Paytm has continued to sustain growth in terms of payments and lending in February. In the first two months of Q4FY23, Paytm posted triple-digit growth of 286% YoY to ₹8,086 crore in loan disbursements, while its total merchant GMV came in at ₹2.34 lakh crore. The fintech giant has touched a new milestone in offline payments leadership, while its overall market share across digital payments to merchants has been steady. On an average basis, Paytm has also continued to expand its customer base. This has made American financial services provider, Citi optimistic on Paytm's share price going forward. It believes the steep correction in Paytm since its IPO has made the stock attractive and it has priced most of its downside risks.
On Wednesday, Paytm's share price traded at ₹577.55 apiece down marginally from the previous day's closing of ₹579.25 apiece on BSE. The company's market cap is around ₹37,502.31 crore.
During the February month alone, the company's loan distribution business with disbursements stood at ₹4,158 crore up by 254% YoY. While the company disbursed 4 million loans in February, rising by 86% YoY.
In its monthly performance report, Paytm stated that while it continues to witness accelerated growth with total disbursements through its platform, their payments consumer and merchant base offers a large addressable market, thereby providing a long runway for growth.
In its research report, Citi said, "Paytm’s Feb’23 operating metrics indicate sustained momentum in loan disbursals (+6% MoM by value) and device deployment (+0.3 million). Payment GMVs rose 39% YoY (MTUs: 85 million; flat MoM) and Paytm’s market shares in total UPI payments and digital merchant payments remained largely steady at 11% and 24%, respectively."
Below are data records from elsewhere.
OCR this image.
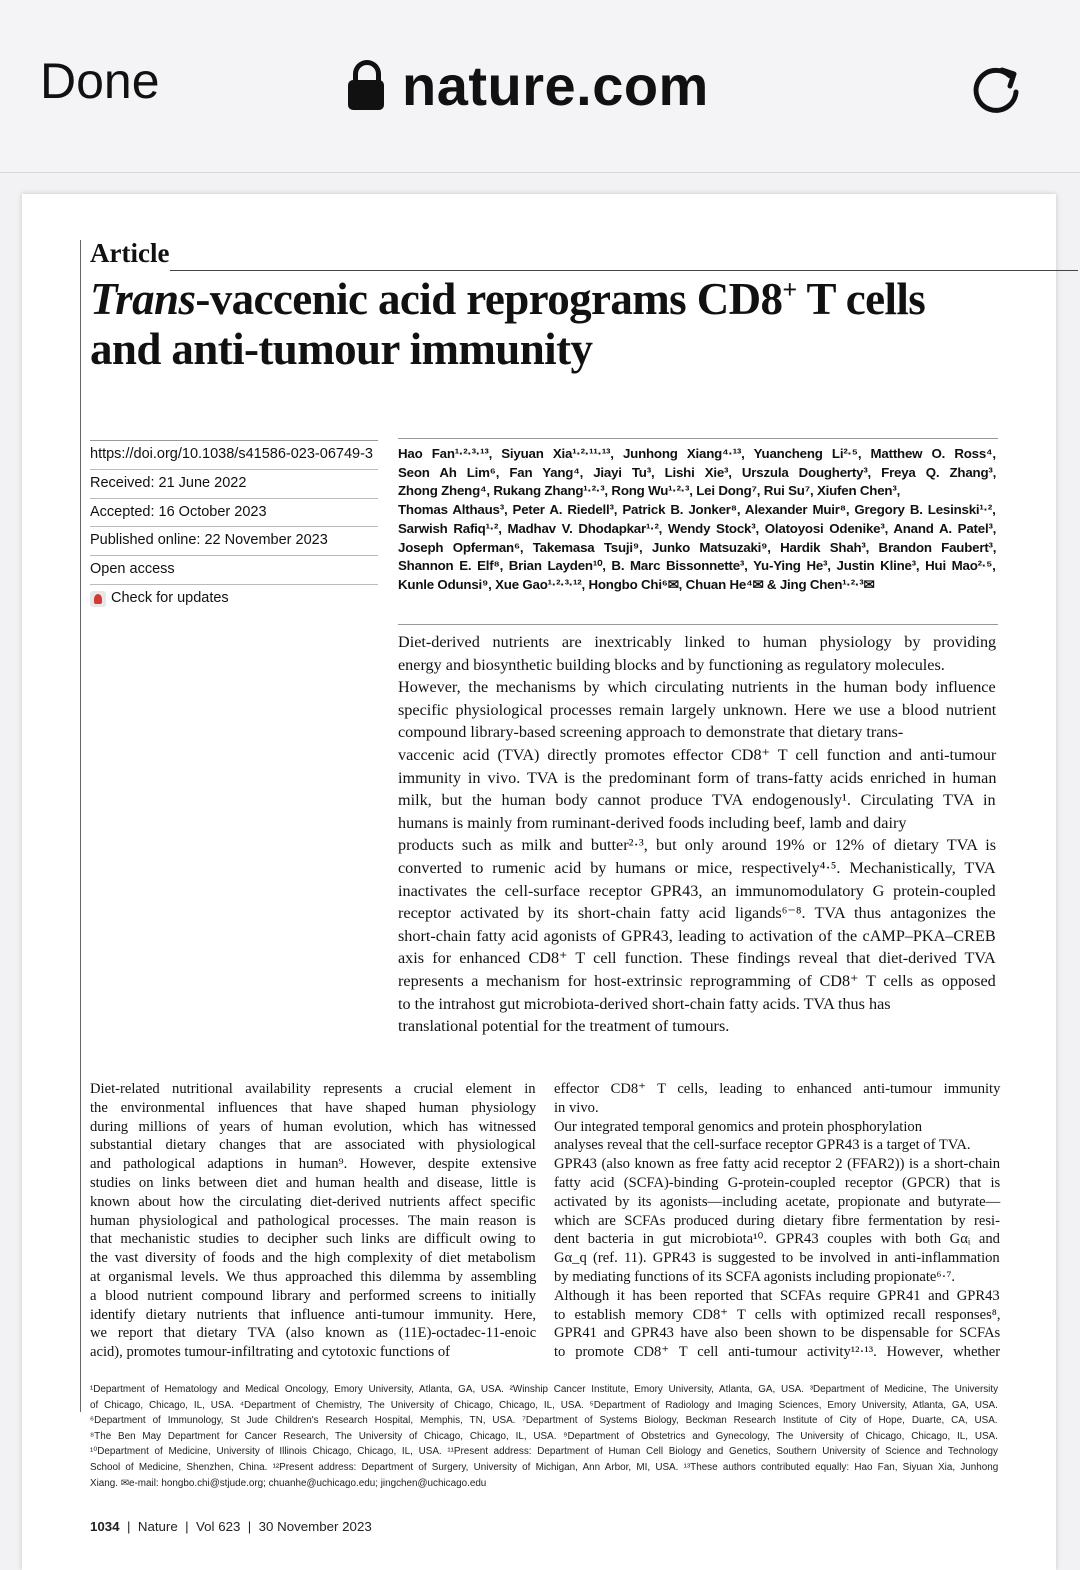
Done	nature.com
Article
Trans-vaccenic acid reprograms CD8+ T cells
and anti-tumour immunity
https://doi.org/10.1038/s41586-023-06749-3
Received: 21 June 2022
Accepted: 16 October 2023
Published online: 22 November 2023
Open access
Check for updates
Hao Fan¹·²·³·¹³, Siyuan Xia¹·²·¹¹·¹³, Junhong Xiang⁴·¹³, Yuancheng Li²·⁵, Matthew O. Ross⁴,
Seon Ah Lim⁶, Fan Yang⁴, Jiayi Tu³, Lishi Xie³, Urszula Dougherty³, Freya Q. Zhang³,
Zhong Zheng⁴, Rukang Zhang¹·²·³, Rong Wu¹·²·³, Lei Dong⁷, Rui Su⁷, Xiufen Chen³,
Thomas Althaus³, Peter A. Riedell³, Patrick B. Jonker⁸, Alexander Muir⁸, Gregory B. Lesinski¹·²,
Sarwish Rafiq¹·², Madhav V. Dhodapkar¹·², Wendy Stock³, Olatoyosi Odenike³, Anand A. Patel³,
Joseph Opferman⁶, Takemasa Tsuji⁹, Junko Matsuzaki⁹, Hardik Shah³, Brandon Faubert³,
Shannon E. Elf⁸, Brian Layden¹⁰, B. Marc Bissonnette³, Yu-Ying He³, Justin Kline³, Hui Mao²·⁵,
Kunle Odunsi⁹, Xue Gao¹·²·³·¹², Hongbo Chi⁶✉, Chuan He⁴✉ & Jing Chen¹·²·³✉
Diet-derived nutrients are inextricably linked to human physiology by providing
energy and biosynthetic building blocks and by functioning as regulatory molecules.
However, the mechanisms by which circulating nutrients in the human body influence
specific physiological processes remain largely unknown. Here we use a blood nutrient
compound library-based screening approach to demonstrate that dietary trans-
vaccenic acid (TVA) directly promotes effector CD8⁺ T cell function and anti-tumour
immunity in vivo. TVA is the predominant form of trans-fatty acids enriched in human
milk, but the human body cannot produce TVA endogenously¹. Circulating TVA in
humans is mainly from ruminant-derived foods including beef, lamb and dairy
products such as milk and butter²·³, but only around 19% or 12% of dietary TVA is
converted to rumenic acid by humans or mice, respectively⁴·⁵. Mechanistically, TVA
inactivates the cell-surface receptor GPR43, an immunomodulatory G protein-coupled
receptor activated by its short-chain fatty acid ligands⁶⁻⁸. TVA thus antagonizes the
short-chain fatty acid agonists of GPR43, leading to activation of the cAMP–PKA–CREB
axis for enhanced CD8⁺ T cell function. These findings reveal that diet-derived TVA
represents a mechanism for host-extrinsic reprogramming of CD8⁺ T cells as opposed
to the intrahost gut microbiota-derived short-chain fatty acids. TVA thus has
translational potential for the treatment of tumours.
Diet-related nutritional availability represents a crucial element in
the environmental influences that have shaped human physiology
during millions of years of human evolution, which has witnessed
substantial dietary changes that are associated with physiological
and pathological adaptions in human⁹. However, despite extensive
studies on links between diet and human health and disease, little is
known about how the circulating diet-derived nutrients affect specific
human physiological and pathological processes. The main reason is
that mechanistic studies to decipher such links are difficult owing to
the vast diversity of foods and the high complexity of diet metabolism
at organismal levels. We thus approached this dilemma by assembling
a blood nutrient compound library and performed screens to initially
identify dietary nutrients that influence anti-tumour immunity. Here,
we report that dietary TVA (also known as (11E)-octadec-11-enoic
acid), promotes tumour-infiltrating and cytotoxic functions of
effector CD8⁺ T cells, leading to enhanced anti-tumour immunity
in vivo.
Our integrated temporal genomics and protein phosphorylation
analyses reveal that the cell-surface receptor GPR43 is a target of TVA.
GPR43 (also known as free fatty acid receptor 2 (FFAR2)) is a short-chain
fatty acid (SCFA)-binding G-protein-coupled receptor (GPCR) that is
activated by its agonists—including acetate, propionate and butyrate—
which are SCFAs produced during dietary fibre fermentation by resi-
dent bacteria in gut microbiota¹⁰. GPR43 couples with both Gαᵢ and
Gα_q (ref. 11). GPR43 is suggested to be involved in anti-inflammation
by mediating functions of its SCFA agonists including propionate⁶·⁷.
Although it has been reported that SCFAs require GPR41 and GPR43
to establish memory CD8⁺ T cells with optimized recall responses⁸,
GPR41 and GPR43 have also been shown to be dispensable for SCFAs
to promote CD8⁺ T cell anti-tumour activity¹²·¹³. However, whether
¹Department of Hematology and Medical Oncology, Emory University, Atlanta, GA, USA. ²Winship Cancer Institute, Emory University, Atlanta, GA, USA. ³Department of Medicine, The University
of Chicago, Chicago, IL, USA. ⁴Department of Chemistry, The University of Chicago, Chicago, IL, USA. ⁵Department of Radiology and Imaging Sciences, Emory University, Atlanta, GA, USA.
⁶Department of Immunology, St Jude Children's Research Hospital, Memphis, TN, USA. ⁷Department of Systems Biology, Beckman Research Institute of City of Hope, Duarte, CA, USA.
⁸The Ben May Department for Cancer Research, The University of Chicago, Chicago, IL, USA. ⁹Department of Obstetrics and Gynecology, The University of Chicago, Chicago, IL, USA.
¹⁰Department of Medicine, University of Illinois Chicago, Chicago, IL, USA. ¹¹Present address: Department of Human Cell Biology and Genetics, Southern University of Science and Technology
School of Medicine, Shenzhen, China. ¹²Present address: Department of Surgery, University of Michigan, Ann Arbor, MI, USA. ¹³These authors contributed equally: Hao Fan, Siyuan Xia, Junhong
Xiang. ✉e-mail: hongbo.chi@stjude.org; chuanhe@uchicago.edu; jingchen@uchicago.edu
1034  |  Nature  |  Vol 623  |  30 November 2023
Further, based on RBI's payment statistics (Jan’23), Citi's report said, "we estimate the share of UPI in Merchant Digital Payments at c59% in Jan’23 (vs. c49% in Jan’22). Among other instruments, credit cards continue to see healthy growth (40%+ YoY across online and offline), although market share continues to shift towards UPI overall."
In overall UPI and also including Peer-to-Peer (P2P) payments, Citi's note added that Paytm’s market share stood at 11% in Feb’23 (+60bps YoY; +10bps vs 3QFY23 avg) whereas Paytm’s market share in overall digital payments to merchants (including other instruments like credit cards etc.) stood at c24%. The top 3 players’ market shares are steady at c95%.
Following this, giving an investment strategy, Citi's note said. "we rate One 97 Communications (Paytm) as Buy. We think Paytm has several existing and emerging levers to drive long-term platform stickiness (BNPL, Devices, etc.) and improve overall profitability (Financial Services) in the business. Paytm's key edge is its first-mover advantage on both sides of the payments ecosystem (71 million MTUs and 25 million merchants) which gives it a solid customer acquisition engine for new services – commerce, financial, or payments."
According to Citi, Paytm's stock has declined materially from its IPO price of Rs2,150/sh, partly in line with the fintech sector de-rating YTD, compounded by concerns on profitability in the core payments business and regulatory headwinds in India."
Citi believes that Paytm stock's valuations are attractive and are pricing in most of the downside risks.
Thereby, on valuation, Citi said, "We value Paytm on SoTP basis, assigning different multiples to the three key verticals. We value the Payments business on an EV/GP basis at 13.5x Sep'24E (at par with global payment companies on EV/GP basis; EV/S: 4x) resulting in Rs454/sh. We value the Financials Services business on EV/S at 12x (we expect higher profitability in the financial services vertical and in-line with global fintech offering similar services; multiple at 20% premium to global peers ) – Rs388/sh. We value the commerce and cloud vertical at 3x EV/S at the lower end of global e-commerce valuations – Rs85/sh."
Accordingly, Citi said, overall, this approach (+ net cash and investments) yields a TP of Rs1,061/sh on Paytm.
Disclaimer: The views and recommendations made above are those of individual analysts or broking companies, and not of Mint. We advise investors to check with certified experts before taking any investment decisions.